Grant is probably getting out of surgery now. I wish I was there. Golly, I love that man!
A little while ago, I had a meeting with my NaPro doc, Doc. L, that really opened my eyes. I knew that I had gained weight since I got married and I knew that I wasn't trim before I got married and I knew that being overweight wasn't helping my chances of conceiving but I wasn't HEARING this until I stepped on the scale as Doc. L's office and I was 216 lbs. And I knew what conversation was coming; a conversation I never wanted to have. So I did something about it. I joined weight watchers and I have been working on getting healthier!
It has not been smooth sailing. I had two weeks where I fell off the band wagon. BUT, I got back on. I have lost 9.5lbs so far. I had a weight in yesterday and I lost 0.5lb. It was a little frustrating because I knew I would have lost more if I hadn't injuried my knee. It is easier to eat junk when you are in pain... and on doctor ordered rest. But I have to be proud of the 1/2 lb I did lose and I need the strength to continue on this road even when I can't move easily; even when I am in pain. It is for my baby, whoever they are.
My baby. Sometimes I just think of them as a dream... and a wispy one at that; someone off far in the distance that has almost no bearing on my life at the present moment. But so much of my time and energy is spent trying to get closer to them. I had a laugh with another friend of mine who is having fertility problems also. We were laughing because we think that a positive pregnancy test is a myth! Something they tell high school girls so they'll keep their legs crossed. I know I've never seen one and I've taken more then my fair share. That is one nice thing about charting. I know a day or two before my period if I am pregnant. I don't have to take those dream sticks right now. It is getting harder and harder to believe I will see a positive one day.

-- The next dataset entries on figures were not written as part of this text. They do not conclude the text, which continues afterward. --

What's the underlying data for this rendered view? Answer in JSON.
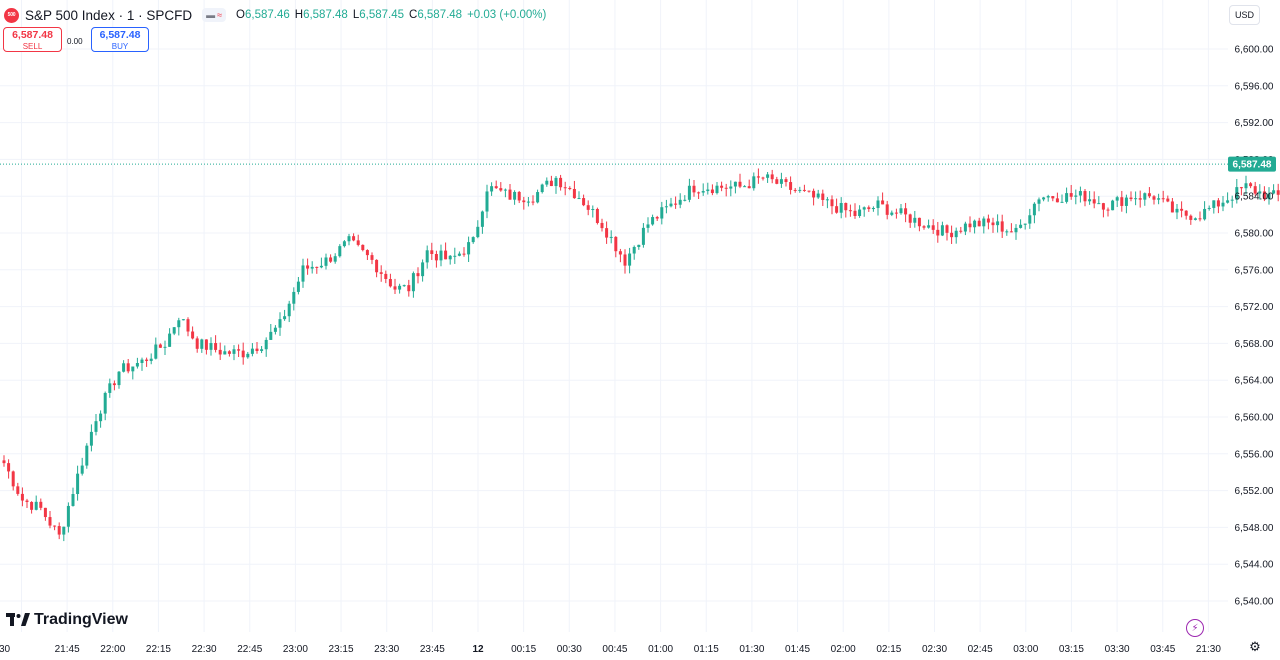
{
  "header": {
    "title": "S&P 500 Index · 1 · SPCFD",
    "symbol_logo_text": "500",
    "ohlc": [
      {
        "label": "O",
        "value": "6,587.46"
      },
      {
        "label": "H",
        "value": "6,587.48"
      },
      {
        "label": "L",
        "value": "6,587.45"
      },
      {
        "label": "C",
        "value": "6,587.48"
      },
      {
        "label": "",
        "value": "+0.03 (+0.00%)"
      }
    ]
  },
  "trade": {
    "sell_price": "6,587.48",
    "sell_label": "SELL",
    "spread": "0.00",
    "buy_price": "6,587.48",
    "buy_label": "BUY"
  },
  "currency": "USD",
  "brand": "TradingView",
  "icons": {
    "chart_toggle": "line-chart-icon",
    "compare": "waves-icon",
    "bolt": "lightning-icon",
    "settings": "gear-icon"
  },
  "colors": {
    "up": "#22ab94",
    "down": "#f23645",
    "grid": "#f0f3fa",
    "text": "#131722",
    "accent_blue": "#2962ff"
  },
  "chart_data": {
    "type": "candlestick",
    "interval": "1",
    "last_price": 6587.48,
    "last_price_label": "6,587.48",
    "y_axis": {
      "range": [
        6538,
        6605
      ],
      "ticks": [
        6540,
        6544,
        6548,
        6552,
        6556,
        6560,
        6564,
        6568,
        6572,
        6576,
        6580,
        6584,
        6588,
        6592,
        6596,
        6600
      ],
      "tick_labels": [
        "6,540.00",
        "6,544.00",
        "6,548.00",
        "6,552.00",
        "6,556.00",
        "6,560.00",
        "6,564.00",
        "6,568.00",
        "6,572.00",
        "6,576.00",
        "6,580.00",
        "6,584.00",
        "6,588.00",
        "6,592.00",
        "6,596.00",
        "6,600.00"
      ]
    },
    "x_axis": {
      "labels": [
        "30",
        "21:45",
        "22:00",
        "22:15",
        "22:30",
        "22:45",
        "23:00",
        "23:15",
        "23:30",
        "23:45",
        "12",
        "00:15",
        "00:30",
        "00:45",
        "01:00",
        "01:15",
        "01:30",
        "01:45",
        "02:00",
        "02:15",
        "02:30",
        "02:45",
        "03:00",
        "03:15",
        "03:30",
        "03:45",
        "21:30"
      ],
      "start_time": "21:30",
      "last_bar_time": "03:58",
      "bar_minutes": 1
    },
    "close_anchors": [
      {
        "time": "21:30",
        "close": 6555
      },
      {
        "time": "21:34",
        "close": 6551
      },
      {
        "time": "21:38",
        "close": 6550
      },
      {
        "time": "21:42",
        "close": 6547
      },
      {
        "time": "21:45",
        "close": 6552
      },
      {
        "time": "21:50",
        "close": 6560
      },
      {
        "time": "21:55",
        "close": 6565
      },
      {
        "time": "22:00",
        "close": 6566
      },
      {
        "time": "22:05",
        "close": 6568
      },
      {
        "time": "22:08",
        "close": 6571
      },
      {
        "time": "22:12",
        "close": 6568
      },
      {
        "time": "22:18",
        "close": 6567
      },
      {
        "time": "22:22",
        "close": 6567
      },
      {
        "time": "22:26",
        "close": 6568
      },
      {
        "time": "22:30",
        "close": 6570
      },
      {
        "time": "22:35",
        "close": 6576
      },
      {
        "time": "22:40",
        "close": 6577
      },
      {
        "time": "22:45",
        "close": 6579
      },
      {
        "time": "22:50",
        "close": 6577
      },
      {
        "time": "22:55",
        "close": 6574
      },
      {
        "time": "22:58",
        "close": 6574
      },
      {
        "time": "23:02",
        "close": 6578
      },
      {
        "time": "23:07",
        "close": 6577
      },
      {
        "time": "23:12",
        "close": 6579
      },
      {
        "time": "23:15",
        "close": 6585
      },
      {
        "time": "23:20",
        "close": 6584
      },
      {
        "time": "23:25",
        "close": 6584
      },
      {
        "time": "23:30",
        "close": 6586
      },
      {
        "time": "23:35",
        "close": 6584
      },
      {
        "time": "23:40",
        "close": 6581
      },
      {
        "time": "23:45",
        "close": 6577
      },
      {
        "time": "23:50",
        "close": 6581
      },
      {
        "time": "23:55",
        "close": 6583
      },
      {
        "time": "00:00",
        "close": 6585
      },
      {
        "time": "00:05",
        "close": 6585
      },
      {
        "time": "00:10",
        "close": 6585
      },
      {
        "time": "00:15",
        "close": 6586
      },
      {
        "time": "00:20",
        "close": 6585
      },
      {
        "time": "00:25",
        "close": 6584
      },
      {
        "time": "00:30",
        "close": 6583
      },
      {
        "time": "00:35",
        "close": 6582
      },
      {
        "time": "00:40",
        "close": 6583
      },
      {
        "time": "00:45",
        "close": 6582
      },
      {
        "time": "00:50",
        "close": 6581
      },
      {
        "time": "00:55",
        "close": 6580
      },
      {
        "time": "01:00",
        "close": 6581
      },
      {
        "time": "01:05",
        "close": 6581
      },
      {
        "time": "01:10",
        "close": 6580
      },
      {
        "time": "01:15",
        "close": 6584
      },
      {
        "time": "01:20",
        "close": 6584
      },
      {
        "time": "01:25",
        "close": 6584
      },
      {
        "time": "01:30",
        "close": 6583
      },
      {
        "time": "01:35",
        "close": 6584
      },
      {
        "time": "01:40",
        "close": 6584
      },
      {
        "time": "01:45",
        "close": 6582
      },
      {
        "time": "01:50",
        "close": 6582
      },
      {
        "time": "02:00",
        "close": 6585
      },
      {
        "time": "02:05",
        "close": 6584
      },
      {
        "time": "02:10",
        "close": 6584
      },
      {
        "time": "02:15",
        "close": 6585
      },
      {
        "time": "02:20",
        "close": 6583
      },
      {
        "time": "02:25",
        "close": 6582
      },
      {
        "time": "02:30",
        "close": 6583
      },
      {
        "time": "02:35",
        "close": 6582
      },
      {
        "time": "02:40",
        "close": 6584
      },
      {
        "time": "02:45",
        "close": 6585
      },
      {
        "time": "02:50",
        "close": 6586
      },
      {
        "time": "02:55",
        "close": 6585
      },
      {
        "time": "03:00",
        "close": 6585
      },
      {
        "time": "03:05",
        "close": 6586
      },
      {
        "time": "03:10",
        "close": 6586
      },
      {
        "time": "03:15",
        "close": 6587
      },
      {
        "time": "03:20",
        "close": 6587
      },
      {
        "time": "03:25",
        "close": 6588
      },
      {
        "time": "03:30",
        "close": 6590
      },
      {
        "time": "03:35",
        "close": 6591
      },
      {
        "time": "03:40",
        "close": 6589
      },
      {
        "time": "03:45",
        "close": 6590
      },
      {
        "time": "03:48",
        "close": 6592
      },
      {
        "time": "03:52",
        "close": 6590
      },
      {
        "time": "03:55",
        "close": 6591
      },
      {
        "time": "03:57",
        "close": 6586
      },
      {
        "time": "03:58",
        "close": 6587.48
      }
    ]
  }
}
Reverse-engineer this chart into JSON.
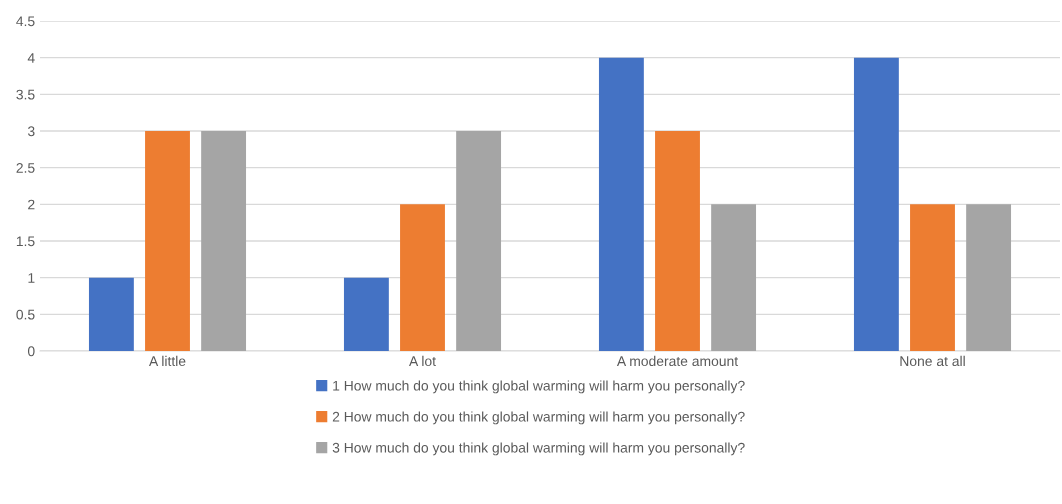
{
  "chart_data": {
    "type": "bar",
    "categories": [
      "A little",
      "A lot",
      "A moderate amount",
      "None at all"
    ],
    "series": [
      {
        "name": "1 How much do you think global warming will harm you personally?",
        "color": "#4472c4",
        "values": [
          1,
          1,
          4,
          4
        ]
      },
      {
        "name": "2 How much do you think global warming will harm you personally?",
        "color": "#ed7d31",
        "values": [
          3,
          2,
          3,
          2
        ]
      },
      {
        "name": "3 How much do you think global warming will harm you personally?",
        "color": "#a5a5a5",
        "values": [
          3,
          3,
          2,
          2
        ]
      }
    ],
    "ylim": [
      0,
      4.5
    ],
    "yticks": [
      0,
      0.5,
      1,
      1.5,
      2,
      2.5,
      3,
      3.5,
      4,
      4.5
    ],
    "grid": "y",
    "legend": "bottom"
  }
}
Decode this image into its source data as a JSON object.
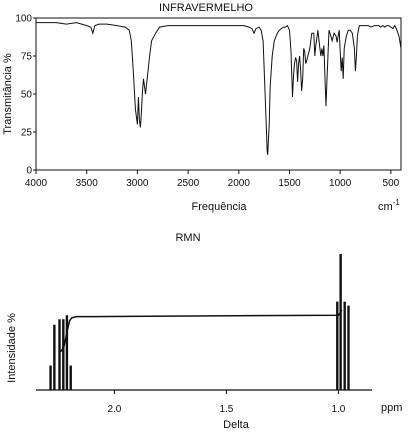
{
  "chart_data": [
    {
      "type": "line",
      "title": "INFRAVERMELHO",
      "xlabel": "Frequência",
      "xunit": "cm",
      "xunit_sup": "-1",
      "ylabel": "Transmitância %",
      "xlim": [
        4000,
        400
      ],
      "ylim": [
        0,
        100
      ],
      "x_ticks": [
        4000,
        3500,
        3000,
        2500,
        2000,
        1500,
        1000,
        500
      ],
      "y_ticks": [
        0,
        25,
        50,
        75,
        100
      ],
      "grid": false,
      "series": [
        {
          "x": [
            4000,
            3900,
            3800,
            3700,
            3600,
            3500,
            3460,
            3440,
            3420,
            3380,
            3300,
            3200,
            3120,
            3080,
            3060,
            3040,
            3020,
            3000,
            2990,
            2980,
            2970,
            2960,
            2950,
            2940,
            2920,
            2900,
            2880,
            2860,
            2820,
            2780,
            2700,
            2600,
            2500,
            2400,
            2300,
            2200,
            2100,
            2000,
            1950,
            1900,
            1870,
            1850,
            1830,
            1800,
            1780,
            1760,
            1740,
            1720,
            1715,
            1700,
            1690,
            1670,
            1650,
            1620,
            1600,
            1580,
            1560,
            1540,
            1520,
            1500,
            1485,
            1470,
            1460,
            1450,
            1440,
            1430,
            1420,
            1410,
            1400,
            1390,
            1380,
            1370,
            1360,
            1350,
            1340,
            1330,
            1300,
            1280,
            1260,
            1250,
            1240,
            1220,
            1200,
            1190,
            1180,
            1170,
            1160,
            1150,
            1140,
            1130,
            1110,
            1100,
            1080,
            1060,
            1040,
            1030,
            1020,
            1010,
            1000,
            990,
            980,
            970,
            960,
            940,
            920,
            900,
            880,
            860,
            850,
            840,
            830,
            820,
            810,
            800,
            780,
            760,
            740,
            720,
            700,
            660,
            620,
            600,
            580,
            560,
            540,
            520,
            500,
            480,
            460,
            440,
            420,
            400
          ],
          "values": [
            97,
            97,
            97,
            96,
            97,
            95,
            94,
            90,
            95,
            96,
            96,
            95,
            94,
            92,
            85,
            65,
            40,
            30,
            48,
            33,
            28,
            38,
            52,
            60,
            50,
            62,
            75,
            85,
            90,
            94,
            95,
            95,
            95,
            95,
            95,
            95,
            95,
            95,
            95,
            94,
            93,
            90,
            93,
            94,
            92,
            85,
            50,
            12,
            10,
            30,
            55,
            75,
            85,
            90,
            92,
            93,
            94,
            94,
            95,
            92,
            78,
            48,
            62,
            70,
            74,
            72,
            58,
            70,
            75,
            66,
            52,
            60,
            80,
            78,
            70,
            72,
            80,
            90,
            90,
            75,
            82,
            92,
            80,
            75,
            80,
            75,
            82,
            60,
            42,
            60,
            92,
            90,
            85,
            90,
            88,
            84,
            88,
            92,
            78,
            65,
            74,
            60,
            80,
            88,
            92,
            92,
            90,
            80,
            65,
            75,
            88,
            92,
            95,
            95,
            95,
            95,
            95,
            95,
            94,
            95,
            95,
            94,
            95,
            94,
            95,
            95,
            94,
            93,
            95,
            92,
            88,
            80
          ]
        }
      ]
    },
    {
      "type": "bar",
      "title": "RMN",
      "xlabel": "Delta",
      "xunit": "ppm",
      "ylabel": "Intensidade %",
      "xlim": [
        2.35,
        0.85
      ],
      "x_ticks": [
        2.0,
        1.5,
        1.0
      ],
      "x_tick_labels": [
        "2.0",
        "1.5",
        "1.0"
      ],
      "peaks_x": [
        2.285,
        2.268,
        2.245,
        2.228,
        2.212,
        2.195,
        1.005,
        0.99,
        0.972,
        0.955
      ],
      "peaks_height": [
        0.18,
        0.48,
        0.52,
        0.52,
        0.55,
        0.18,
        0.65,
        1.0,
        0.65,
        0.62
      ],
      "integral": {
        "x": [
          2.24,
          2.225,
          2.21,
          2.2,
          2.19,
          2.17,
          2.1,
          1.0,
          0.99,
          0.985
        ],
        "y": [
          0.28,
          0.32,
          0.44,
          0.51,
          0.53,
          0.54,
          0.54,
          0.55,
          0.57,
          0.59
        ]
      }
    }
  ]
}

I was looking at adoption agency websites today. The fact that we are NOT called to adoption right now really hit home. The cost has always been there as a blockage before. But I read a line about looking into the couple's health and how health issues can exclude you from adoption. I thought about Grant. We both have come to terms with the fact that he isn't going to live as long as most people. The cancer enemy is more then likely going to come again and he won't be able to beat it. He is only 23 and has had cancer three times. I know that this doesn't mean for sure that we can't adopt but it does mean that until he is completely out of the water for this time, adoption isn't in the picture.
On another note, our vitamins arrived today! We will be starting them probably are Friday. At least it will feel like we are doing SOMETHING!
I got a plaque the other day to treat myself (without food) and it has a line from Cinderella on it. I have to remember this line. It is my encouraging thought for today.
"Even Miracles take a little time."
We have only been with Creighton for 6 months. There is Hope. Rejoice in the Hope.